I sit down on the edge of her bed. When she doesn't kick me, I'm relieved at having judged correctly. "You won't have to go there again."
"You don't know that."
"You'll get better."
She sits up, folds her legs into a pointy pretzel. She keeps looking at me, and I'm not sure what she wants. I make myself look back. The inside of my head feels cold and empty.
Then she looks down and says, "There was this woman last time, in the waiting room. And she kept falling, but like, on purpose. Just kind of threw herself."
"Ow."
"She kept screaming. Like, she knew she didn't want to, but she kept doing it."
"That's horrible."
"Yeah."
"Mel." She pokes her finger in and out of a hole of her jeans. "Mel," I say louder.
"Yeah."
"You're not like that, you know. You're not - there's nothing wrong with you."
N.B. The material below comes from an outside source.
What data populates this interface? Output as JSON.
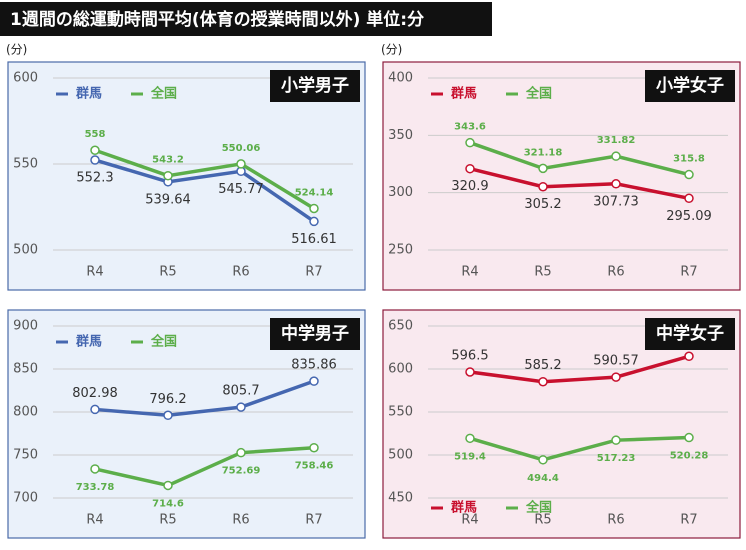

She continues to poke at the hole.
I hug her, say, "You'll be okay."
She doesn't answer.
I search the walls of the orange room, trying to place the sound, a start and stop of air. My sister shivers, first a couple times, but then she doesn't stop. I realize she's crying.
"It's okay," I say again. She holds on to me. Her grip is surprising, coming from arms all drained of muscle, swallowed in the cotton of her sleeves.